Currently, all personnel employed by the fire authority, with the exception of Goodrich, are considered paid-per-call. They do not have scheduled hours and respond to emergencies through the use of pagers and cellular alert applications of their phones. They are also paid to attend mandatory trainings.

Goodrich said the proposed two full time firefighters would not be assigned to any particular station but instead would perform office tasks during their shifts — until called to an emergency.

“They would be doing various jobs at the seven stations, such as inventory and reviewing training records.” Goodrich said it’s likely the full time personnel would also become instructors as well. However, neither would have any authority within each individual station’s chain of command. They would also be provided an emergency response vehicle.

Details on wages and benefits have not yet been determined.

The need to increase the current wages of the paid-per-call/volunteer personnel would also be addresses, Goodrich said. Compared to

Currently a certified firefighter and/or medical first responder in the authority gets paid $18 per hour on calls for service and $15 per hour for training. A non-certified (probationary) firefighter gets paid $15 per hour. There is no increase based on experience and additional training.

While officers get paid the same hourly wage, they do receive annual stipends: Chiefs, $1,834; assistant chiefs, $1,267; captains, $569; lieutenants, $334; safety officers, $284.
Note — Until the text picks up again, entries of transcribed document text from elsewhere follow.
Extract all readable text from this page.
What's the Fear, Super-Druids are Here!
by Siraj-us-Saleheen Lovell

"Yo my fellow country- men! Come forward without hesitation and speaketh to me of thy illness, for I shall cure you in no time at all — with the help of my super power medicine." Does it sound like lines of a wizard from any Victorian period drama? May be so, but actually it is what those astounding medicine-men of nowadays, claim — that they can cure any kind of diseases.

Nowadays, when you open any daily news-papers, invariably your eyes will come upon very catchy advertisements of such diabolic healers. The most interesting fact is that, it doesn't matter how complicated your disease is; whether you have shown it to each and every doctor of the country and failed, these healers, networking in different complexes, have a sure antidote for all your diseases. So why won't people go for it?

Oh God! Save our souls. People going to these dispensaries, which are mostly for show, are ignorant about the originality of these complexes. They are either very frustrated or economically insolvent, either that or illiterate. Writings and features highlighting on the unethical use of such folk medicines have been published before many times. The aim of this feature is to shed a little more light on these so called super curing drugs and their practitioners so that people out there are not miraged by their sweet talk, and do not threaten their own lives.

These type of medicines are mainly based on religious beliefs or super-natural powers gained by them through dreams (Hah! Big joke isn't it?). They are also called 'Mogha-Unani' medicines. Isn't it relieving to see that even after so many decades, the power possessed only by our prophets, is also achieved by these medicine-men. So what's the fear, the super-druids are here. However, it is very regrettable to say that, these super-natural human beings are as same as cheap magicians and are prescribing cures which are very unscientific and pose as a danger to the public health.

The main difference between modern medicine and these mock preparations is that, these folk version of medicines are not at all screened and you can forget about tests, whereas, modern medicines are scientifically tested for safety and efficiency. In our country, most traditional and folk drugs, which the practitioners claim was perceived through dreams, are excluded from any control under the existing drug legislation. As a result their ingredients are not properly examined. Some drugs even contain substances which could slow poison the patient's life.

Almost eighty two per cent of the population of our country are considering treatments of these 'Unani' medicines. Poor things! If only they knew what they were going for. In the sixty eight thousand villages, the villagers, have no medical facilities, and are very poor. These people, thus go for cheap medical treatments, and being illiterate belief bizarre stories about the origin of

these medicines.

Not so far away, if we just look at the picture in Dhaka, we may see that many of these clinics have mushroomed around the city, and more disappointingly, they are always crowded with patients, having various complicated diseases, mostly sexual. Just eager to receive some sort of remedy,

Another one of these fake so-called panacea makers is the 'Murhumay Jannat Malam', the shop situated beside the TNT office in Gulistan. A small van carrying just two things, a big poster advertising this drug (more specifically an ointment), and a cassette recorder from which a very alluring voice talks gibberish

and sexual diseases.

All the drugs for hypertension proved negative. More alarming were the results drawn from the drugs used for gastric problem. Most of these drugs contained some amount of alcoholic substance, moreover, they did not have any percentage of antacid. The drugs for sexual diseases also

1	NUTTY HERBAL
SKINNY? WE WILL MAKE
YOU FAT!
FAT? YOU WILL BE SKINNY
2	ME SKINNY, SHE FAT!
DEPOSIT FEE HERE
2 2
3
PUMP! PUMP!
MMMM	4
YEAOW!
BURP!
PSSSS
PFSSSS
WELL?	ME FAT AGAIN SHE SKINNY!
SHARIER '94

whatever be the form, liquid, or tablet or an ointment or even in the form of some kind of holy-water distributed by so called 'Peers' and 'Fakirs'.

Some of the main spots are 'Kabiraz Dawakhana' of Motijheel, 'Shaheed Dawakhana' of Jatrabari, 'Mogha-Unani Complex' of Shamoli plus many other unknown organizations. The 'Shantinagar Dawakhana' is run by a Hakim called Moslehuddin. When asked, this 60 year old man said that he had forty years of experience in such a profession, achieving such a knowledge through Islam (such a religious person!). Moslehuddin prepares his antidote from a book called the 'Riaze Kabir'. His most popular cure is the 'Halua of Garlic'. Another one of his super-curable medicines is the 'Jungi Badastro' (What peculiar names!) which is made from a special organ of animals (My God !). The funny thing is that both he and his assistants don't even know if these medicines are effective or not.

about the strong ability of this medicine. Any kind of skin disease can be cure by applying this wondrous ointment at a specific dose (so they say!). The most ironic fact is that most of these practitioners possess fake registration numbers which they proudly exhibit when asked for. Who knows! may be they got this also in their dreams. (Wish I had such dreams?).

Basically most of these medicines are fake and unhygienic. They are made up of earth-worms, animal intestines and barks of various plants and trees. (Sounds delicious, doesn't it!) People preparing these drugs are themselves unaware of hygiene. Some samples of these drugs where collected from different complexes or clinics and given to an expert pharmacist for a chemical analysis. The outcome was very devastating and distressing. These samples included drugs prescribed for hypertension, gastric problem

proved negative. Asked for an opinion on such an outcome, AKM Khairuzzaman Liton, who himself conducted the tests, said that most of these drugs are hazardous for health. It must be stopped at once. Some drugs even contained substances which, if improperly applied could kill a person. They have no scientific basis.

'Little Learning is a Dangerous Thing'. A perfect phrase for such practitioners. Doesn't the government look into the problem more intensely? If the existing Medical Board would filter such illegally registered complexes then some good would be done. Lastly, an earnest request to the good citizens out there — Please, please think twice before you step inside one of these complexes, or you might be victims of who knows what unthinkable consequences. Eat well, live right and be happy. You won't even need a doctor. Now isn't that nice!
Comparatively, in Pere Marquette Township, a certified firefighter is paid $45 per hour, a certified firefighter with a medical certification is paid $50 per hour, and a probationary firefighter, $30 per hour. Officers are paid more.

Goodrich said if the millage request does not pass, the fire authority is still funded until the end of 2026 under the present 1 mill.

“If it doesn’t pass, we would have to come back to the table and figure out how to make adjustments,” Goodrich said.